Ora i due dovranno lasciare spazio alle nuove nomine: il belga Charles Michel prenderà il posto di Tusk, mentre sarà il ministro degli esteri spagnolo Josep Borrell a sostituirsi alla Mogherini.
Si tratta di un’ennesima vittoria per Emmanuel Macron che, dopo aver liquidato il sistema di spitzenkandidaten e bocciato la nomina del tedesco Manfred Weber a capo della Commissione europea, è riuscito a far eleggere un suo alleato a capo del Consiglio europeo. Ma anche di una (mezza) vittoria per il premier socialista Pedro Sanchez, sotto attacco in patria per la mancata nomina del compagno socialista Frans Timmermans alla presidenza della Commissione, andata invece alla tedesca Ursula Von Der Leyen.
Charles Michel
Politico di carriera, suo padre è stato ministro degli Esteri nel governo di Guy Verhofstadt (1999-2004) e poi commissario europeo durante l’era di Romano Prodi e di José Manuel Barroso. Dopo aver passato l’esame d’avvocato anche Charles è entrato in politica, diventato ministro a 25 anni e in seguito primo ministro del Belgio a 38, il più giovane a ricoprire la carica in più di un secolo.
Una posizione che occupa tuttora come capo di un governo di transizione, nato dopo essere stato premier per quattro anni di una coalizione di quattro partiti. Finché uno dei partner di governo, il partito nazionalista fiammingo Nva, non si rifiutò di firmare il migration compact delle Nazioni unite, staccando la spina all’esecutivo.
Le sue evidenti doti di pragmatismo e diplomazia, importanti qualità per un presidente del Consiglio europeo, lo hanno reso – insieme alla sua vicinanza a Emmanuel Macron, membro di spicco del gruppo nell’europarlamento Renew Europe di cui anche Michel fa parte – un candidato papabile nonostante la sua debole posizione in Belgio.
Il suo Movimento riformatore è arrivato settimo sia alle elezioni europee, sia alle elezioni per il parlamento del Belgio di fine maggio, con soltanto il 7% circa dei consensi in entrambi i casi.

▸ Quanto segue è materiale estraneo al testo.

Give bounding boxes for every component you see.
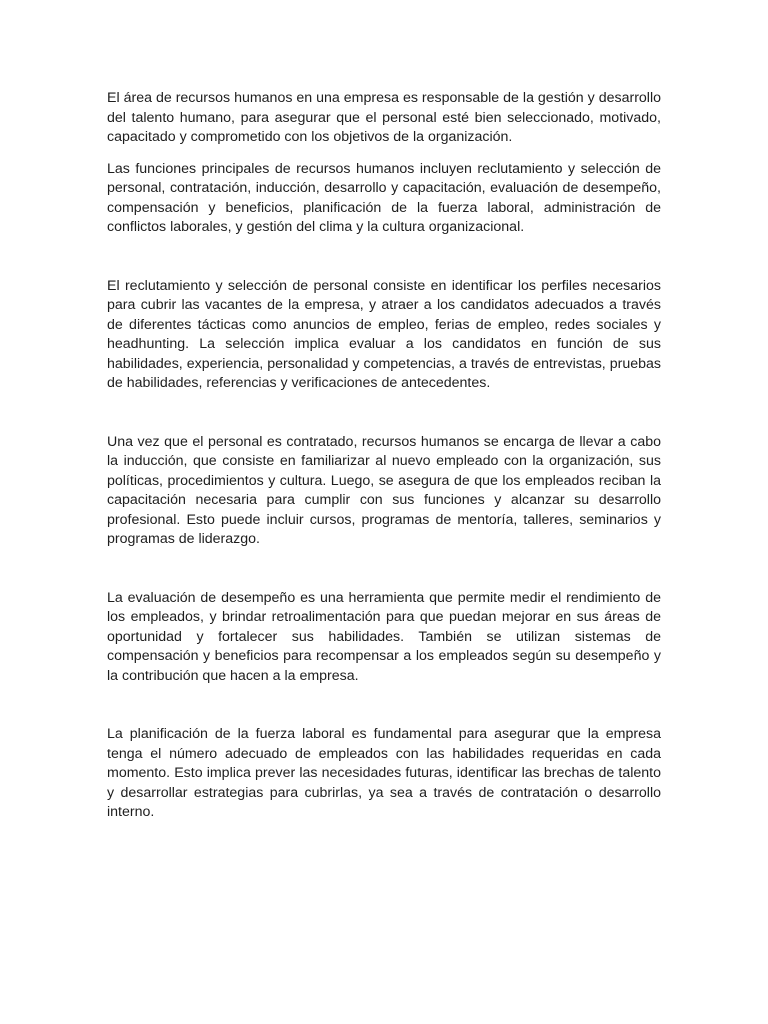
paragraph-main-functions: Las funciones principales de recursos humanos incluyen reclutamiento y selección de personal, contratación, inducción, desarrollo y capacitación, evaluación de desempeño, compensación y beneficios, planificación de la fuerza laboral, administración de conflictos laborales, y gestión del clima y la cultura organizacional.: [107, 160, 661, 235]
paragraph-induction-training: Una vez que el personal es contratado, recursos humanos se encarga de llevar a cabo la inducción, que consiste en familiarizar al nuevo empleado con la organización, sus políticas, procedimientos y cultura. Luego, se asegura de que los empleados reciban la capacitación necesaria para cumplir con sus funciones y alcanzar su desarrollo profesional. Esto puede incluir cursos, programas de mentoría, talleres, seminarios y programas de liderazgo.: [107, 433, 661, 547]
paragraph-workforce-planning: La planificación de la fuerza laboral es fundamental para asegurar que la empresa tenga el número adecuado de empleados con las habilidades requeridas en cada momento. Esto implica prever las necesidades futuras, identificar las brechas de talento y desarrollar estrategias para cubrirlas, ya sea a través de contratación o desarrollo interno.: [107, 726, 661, 820]
paragraph-recruitment-selection: El reclutamiento y selección de personal consiste en identificar los perfiles necesarios para cubrir las vacantes de la empresa, y atraer a los candidatos adecuados a través de diferentes tácticas como anuncios de empleo, ferias de empleo, redes sociales y headhunting. La selección implica evaluar a los candidatos en función de sus habilidades, experiencia, personalidad y competencias, a través de entrevistas, pruebas de habilidades, referencias y verificaciones de antecedentes.: [107, 277, 661, 391]
paragraph-performance-evaluation: La evaluación de desempeño es una herramienta que permite medir el rendimiento de los empleados, y brindar retroalimentación para que puedan mejorar en sus áreas de oportunidad y fortalecer sus habilidades. También se utilizan sistemas de compensación y beneficios para recompensar a los empleados según su desempeño y la contribución que hacen a la empresa.: [107, 589, 661, 684]
document-body: [107, 89, 661, 823]
paragraph-intro: El área de recursos humanos en una empresa es responsable de la gestión y desarrollo del talento humano, para asegurar que el personal esté bien seleccionado, motivado, capacitado y comprometido con los objetivos de la organización.: [107, 90, 661, 145]
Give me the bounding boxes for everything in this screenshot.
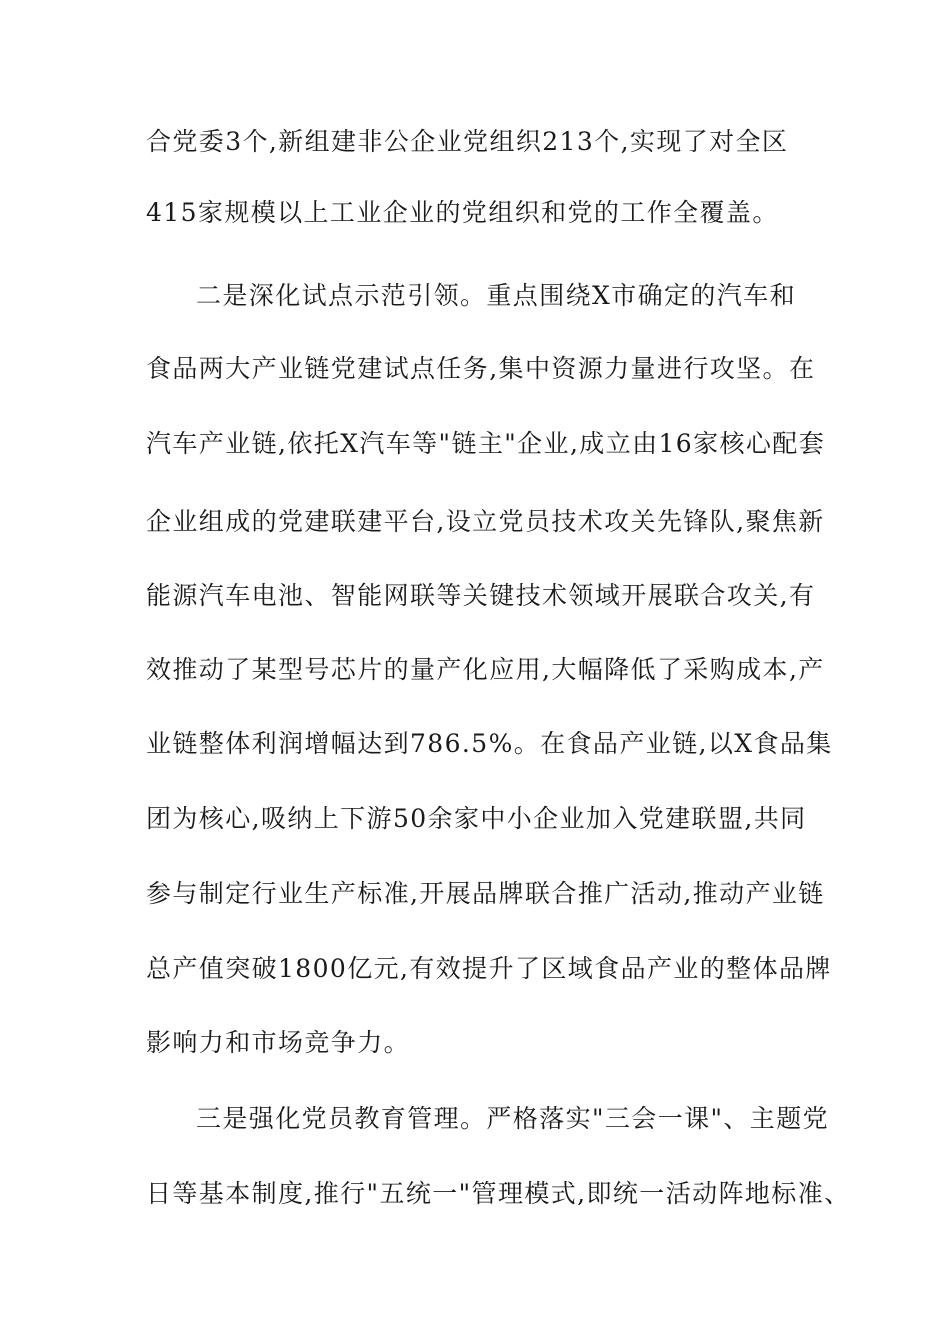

To be appointed President of #EUCO is a great responsibility and a task I will fulfill with commitment.
— Charles Michel (@CharlesMichel) 2 July 2019
A united #Europe with respect for national diversity is my objective.
Solidarity, freedom & mutual respect are the core of the European Union. I will uphold those values. pic.twitter.com/CLBMDaeVu6
Josep Borrell
Attualmente ministro degli esteri nel governo socialista di Pedro Sanchez, Borrell è stato già presidente del Parlamento europeo per due anni e mezzo, a cominciare dal luglio del 2004. Alle spalle ha un passato da ingegnere aeronautico ma anche una lunga carriera politica, cominciata come consigliere municipale a Madrid e proseguita come ministro nel governo di Felipe Gonzàlez dal 1991 al 1996.
Borrell è stato anche membro del Congresso dei deputati a Barcellona ed è uno dei più critici della causa per l’indipendenza catalana. Come ministro degli Esteri spagnolo è stato molto critico nei confronti dell’amministrazione americana, sia per quanto riguarda la crisi in Venezuela – ha definito «cowboyesco» atteggiamento Usa – sia per quanto riguarda la decisione dell’amministrazione Trump di permettere ai cittadini americani di origine cubana, i cui antenati avevano subito delle confische da parte del regime castrista, di far causa al Paese d’origine.
Da ministro degli Esteri, Borrell è stato anche criticato per aver siglato un accordo con il suo omologo russo stabilendo un gruppo condiviso in materia di cybersecurity. L’ultimo punto di domanda riguarda la sua età: a 72 anni nel suo nuovo ruolo Borrel dovrà continuare a viaggiare in lungo e in largo per il pianeta per cinque anni ancora.